Should you inquire of me that which I fear, I would be so inclined as to respond holistically–nevermore clinging to my veiled attempts to shroud my character.
“Death!” I would cry.
It is the abyss which chills me, as it did my fathers and their fathers before them. Truly, I tell you, the mouth of Hell is ringed with the bleakest nonexistence and it yawns henceforth before me.
I search, as do my fellow men, for a worldly mistress to assuage these perennial terrors. Be it physical or metaphysical, I yearn for the respite of youthful bliss.
Mr. Maloney’s seminal work, A Beautiful Laugh, envelops these desires in a manner so succinct and nuanced that I marvel to think of what he transitions into the autumnal days of his already remarkable career.
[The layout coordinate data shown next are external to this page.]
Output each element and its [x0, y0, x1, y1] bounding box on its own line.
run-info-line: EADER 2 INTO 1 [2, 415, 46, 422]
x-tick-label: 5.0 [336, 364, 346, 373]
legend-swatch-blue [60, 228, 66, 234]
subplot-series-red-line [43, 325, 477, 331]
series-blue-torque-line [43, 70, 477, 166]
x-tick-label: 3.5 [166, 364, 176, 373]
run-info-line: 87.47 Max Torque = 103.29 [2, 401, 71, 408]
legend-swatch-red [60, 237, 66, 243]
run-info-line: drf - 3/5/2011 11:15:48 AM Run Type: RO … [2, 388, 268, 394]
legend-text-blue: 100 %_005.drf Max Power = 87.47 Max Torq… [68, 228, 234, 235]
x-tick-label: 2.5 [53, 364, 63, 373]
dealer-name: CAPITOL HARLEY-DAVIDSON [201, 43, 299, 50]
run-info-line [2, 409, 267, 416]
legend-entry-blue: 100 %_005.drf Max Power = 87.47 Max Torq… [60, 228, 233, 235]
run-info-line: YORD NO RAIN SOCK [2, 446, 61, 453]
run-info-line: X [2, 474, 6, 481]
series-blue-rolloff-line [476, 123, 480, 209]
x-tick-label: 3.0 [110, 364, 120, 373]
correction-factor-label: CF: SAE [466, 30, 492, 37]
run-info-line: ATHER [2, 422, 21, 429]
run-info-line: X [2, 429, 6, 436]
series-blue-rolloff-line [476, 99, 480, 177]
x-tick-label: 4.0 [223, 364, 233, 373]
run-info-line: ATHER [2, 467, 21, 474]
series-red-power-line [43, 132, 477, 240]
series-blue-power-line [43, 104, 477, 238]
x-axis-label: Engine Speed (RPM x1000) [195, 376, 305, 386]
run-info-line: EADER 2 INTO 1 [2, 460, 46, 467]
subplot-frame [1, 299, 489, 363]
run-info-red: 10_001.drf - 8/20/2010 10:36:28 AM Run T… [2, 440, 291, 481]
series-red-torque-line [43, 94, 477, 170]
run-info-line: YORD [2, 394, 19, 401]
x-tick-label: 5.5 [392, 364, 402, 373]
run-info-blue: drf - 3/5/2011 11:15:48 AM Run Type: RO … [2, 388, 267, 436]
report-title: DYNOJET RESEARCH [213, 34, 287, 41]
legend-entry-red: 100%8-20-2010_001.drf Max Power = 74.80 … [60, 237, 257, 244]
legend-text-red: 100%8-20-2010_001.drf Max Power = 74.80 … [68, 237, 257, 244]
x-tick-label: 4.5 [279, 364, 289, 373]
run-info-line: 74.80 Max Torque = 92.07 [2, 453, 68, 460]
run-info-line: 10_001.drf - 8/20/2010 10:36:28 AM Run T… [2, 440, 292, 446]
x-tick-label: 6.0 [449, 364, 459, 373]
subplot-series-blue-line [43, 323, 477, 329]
A Beautiful Laugh has been dismissed by some as a farce, yet I believe this dismissal to be the mark of an ignorant generation. Those who are quick to write off Mr. Maloney’s work as cheap parody are, without failure, those who are incapable of turning a discerning eye towards the human condition addressed in the film.
Mr. Maloney’s creation is a simultaneous amalgamation of whim, tragedy and the often bleak assurance that a byproduct of mirth as small as the titular laugh can stand as resolute evidence that we are very much alive in this gilded world.